I remember reading a meme somewhere that went something like “If your idea isn’t available to the poor people, then it isn’t revolutionary”.
And I like that: only something that becomes available to everyone is actually able to change the fabric of things. While I’m sure there are plenty of instances where this wasn’t the case, pointing to achievements like running water, plumbing, electricity and (almost but not quite) internet, it’s fairly easy to prove how only when something is accessible at the lowest economic levels, do we see real changes.
Which is why I appreciate what this brewery in Denver is wanting to do. Above and beyond the incorporation of Mexican food and flavors into beer, there’s an attempt to reach out to the more economically marginalized people of Denver by making good but inexpensive ales. They don’t talk about it until the end of the article but they do talk about it.
How else are craft brewers and enthusiasts going to convince people to join them? If people cannot afford your product, it may as well not exist, right?
So make something that people can have, and see where that takes you.
I kicked off this evening with a Sunriver Deseo Mexican style lager. This is your basic lager lager; faint but slightly sourish nose, extremely clear, clean, almost creamy flavors with practically no finish. I presume corn was involved in this beer somewhere, given a faint corn flavor. But. It’s a little dry and that is the quality I can’t figure out. Not white wine dry-the absence of any pucker in the flavors keeps it far away form that. I just finish this beer and I want some water.
That’s weird, right? At least a little? I’m glad I got a short pour of this one-it isn’t bad just not quite appealing for me. The woman who ordered it was clearly here as part of an after-business meeting so I didn’t intrude any further than necessary. Which meant I didn’t get to ask her much about what she liked about this beer. That’s OK: after weeks of having people involved, I’m enjoying a beer to myself, you know? It gives me some space to think and time to look at the menu to decide on my next ale.
There’s a nice selection of lagers, which isn’t surprising. It’s nice to see the rise of the lighter ales, after years of heavy beers, even during summer. Don’t get me wrong, I’ve got a double IPA I’m eyeing and there are still a few dark ales there, I’m just talking about where the offerings lean to.
Which is pretty cool; there really is something for everyone. The glory of craft beer’s offer of selection really being realized before my eyes.
Today’s second pint goes to the Electronic Frontier Foundation.
In Portland, beards are a thing. They just are. I don’t have one-my face really doesn’t want to do the beard thing-and that’s fine. It’s a beard, not a lifestyle.
But if point 11 on this list is true well then…I’ll take my extra beer, thank you very much.
Hop Valley Citrus Mistress. That is a very bright beer, eh? The nose smells like someone expressed an orange peel over it, so I can’t claim false advertising on this beer.
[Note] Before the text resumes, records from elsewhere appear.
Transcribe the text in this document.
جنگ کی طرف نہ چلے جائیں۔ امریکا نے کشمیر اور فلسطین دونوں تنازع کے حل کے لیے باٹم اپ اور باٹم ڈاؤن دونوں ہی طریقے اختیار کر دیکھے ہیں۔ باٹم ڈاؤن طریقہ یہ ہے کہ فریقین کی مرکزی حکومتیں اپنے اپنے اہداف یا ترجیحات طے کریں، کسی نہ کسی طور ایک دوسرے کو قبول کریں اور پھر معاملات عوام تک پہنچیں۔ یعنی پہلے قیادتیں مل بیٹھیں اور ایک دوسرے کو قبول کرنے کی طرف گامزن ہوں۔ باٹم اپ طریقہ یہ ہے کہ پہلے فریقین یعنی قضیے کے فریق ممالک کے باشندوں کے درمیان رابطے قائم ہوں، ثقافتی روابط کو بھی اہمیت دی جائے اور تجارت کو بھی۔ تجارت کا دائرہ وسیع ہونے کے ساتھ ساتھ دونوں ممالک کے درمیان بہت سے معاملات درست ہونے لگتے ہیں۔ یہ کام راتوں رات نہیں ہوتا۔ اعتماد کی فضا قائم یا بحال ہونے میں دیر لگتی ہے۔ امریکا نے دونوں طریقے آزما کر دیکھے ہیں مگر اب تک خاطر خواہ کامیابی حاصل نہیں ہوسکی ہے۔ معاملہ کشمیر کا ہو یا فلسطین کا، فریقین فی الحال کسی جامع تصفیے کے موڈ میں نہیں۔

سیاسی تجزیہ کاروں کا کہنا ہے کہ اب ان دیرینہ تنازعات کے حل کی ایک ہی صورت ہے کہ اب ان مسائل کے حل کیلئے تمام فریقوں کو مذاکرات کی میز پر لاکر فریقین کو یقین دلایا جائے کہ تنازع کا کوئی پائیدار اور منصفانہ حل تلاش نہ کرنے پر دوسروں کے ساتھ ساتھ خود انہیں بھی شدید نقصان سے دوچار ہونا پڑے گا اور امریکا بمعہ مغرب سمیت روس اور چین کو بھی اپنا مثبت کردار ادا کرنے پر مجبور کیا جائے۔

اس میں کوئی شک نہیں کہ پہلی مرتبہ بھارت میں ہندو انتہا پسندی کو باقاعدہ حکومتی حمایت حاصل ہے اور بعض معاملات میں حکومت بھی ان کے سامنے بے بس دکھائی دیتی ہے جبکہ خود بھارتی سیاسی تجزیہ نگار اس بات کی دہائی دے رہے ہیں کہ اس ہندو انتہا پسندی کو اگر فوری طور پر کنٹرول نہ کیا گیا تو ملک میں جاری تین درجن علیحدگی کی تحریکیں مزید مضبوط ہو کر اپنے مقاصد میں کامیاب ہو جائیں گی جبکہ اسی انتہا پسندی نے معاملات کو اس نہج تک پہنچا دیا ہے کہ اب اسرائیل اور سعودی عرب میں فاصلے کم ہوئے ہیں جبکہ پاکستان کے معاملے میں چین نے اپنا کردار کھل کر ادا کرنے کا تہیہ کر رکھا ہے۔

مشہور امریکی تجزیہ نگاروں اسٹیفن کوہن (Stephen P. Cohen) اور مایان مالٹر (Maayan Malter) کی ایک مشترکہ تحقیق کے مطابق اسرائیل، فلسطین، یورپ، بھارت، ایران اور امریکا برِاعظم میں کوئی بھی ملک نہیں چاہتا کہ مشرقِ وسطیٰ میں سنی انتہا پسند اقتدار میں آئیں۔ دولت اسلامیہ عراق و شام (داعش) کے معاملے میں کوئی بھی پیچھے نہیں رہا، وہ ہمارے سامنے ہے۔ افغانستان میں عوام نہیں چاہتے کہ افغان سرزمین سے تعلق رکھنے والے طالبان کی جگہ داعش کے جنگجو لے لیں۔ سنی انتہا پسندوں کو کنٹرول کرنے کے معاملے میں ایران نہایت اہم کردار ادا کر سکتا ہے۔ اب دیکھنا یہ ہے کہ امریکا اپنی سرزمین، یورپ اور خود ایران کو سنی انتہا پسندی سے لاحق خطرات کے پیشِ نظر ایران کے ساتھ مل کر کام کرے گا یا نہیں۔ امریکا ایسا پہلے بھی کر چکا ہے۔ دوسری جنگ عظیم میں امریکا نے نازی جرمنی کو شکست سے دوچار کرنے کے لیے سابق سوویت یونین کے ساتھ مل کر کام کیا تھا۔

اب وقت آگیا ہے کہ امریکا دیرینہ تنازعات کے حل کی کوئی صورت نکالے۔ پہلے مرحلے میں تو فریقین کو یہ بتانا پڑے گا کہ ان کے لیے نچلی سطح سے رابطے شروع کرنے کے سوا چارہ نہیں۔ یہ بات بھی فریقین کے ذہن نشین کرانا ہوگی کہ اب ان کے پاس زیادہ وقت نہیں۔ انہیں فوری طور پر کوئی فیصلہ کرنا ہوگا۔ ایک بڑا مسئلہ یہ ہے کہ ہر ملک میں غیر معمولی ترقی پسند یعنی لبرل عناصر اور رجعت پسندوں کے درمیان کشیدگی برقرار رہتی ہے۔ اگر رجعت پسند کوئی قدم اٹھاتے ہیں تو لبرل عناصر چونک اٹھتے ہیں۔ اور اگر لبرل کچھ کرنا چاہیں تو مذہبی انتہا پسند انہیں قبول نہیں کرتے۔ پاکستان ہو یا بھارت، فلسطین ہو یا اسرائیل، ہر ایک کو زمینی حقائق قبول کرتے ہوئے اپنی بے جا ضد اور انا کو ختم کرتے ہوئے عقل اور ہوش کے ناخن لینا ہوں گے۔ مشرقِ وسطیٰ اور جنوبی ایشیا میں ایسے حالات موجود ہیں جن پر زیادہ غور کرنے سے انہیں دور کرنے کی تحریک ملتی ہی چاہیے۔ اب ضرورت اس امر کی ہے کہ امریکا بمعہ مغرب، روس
The middle of the beer fades fast and it’s challenging for me to pin it down. There isn’t much malt there, to be certain. This IPA is doing the IPA thing not the malt thing though: the next flavor up is grapefruit, and then the effervescence rumbles over to try and sweep it all away.
It doesn’t quite get there: the finish on this has got that grapefruit bitter quality. I’m not really on board for that. I think I could be, if this beer had some more body, something in the middle to tie the front and back together but as it stands it’s just a little heavy on the finish.
I don’t dislike it, though. On a hotter day, I might even be grateful for it. I suppose ‘cautiously recommended’ would be a good phrase. Solid, but I’m not going to convince my Mom to try it.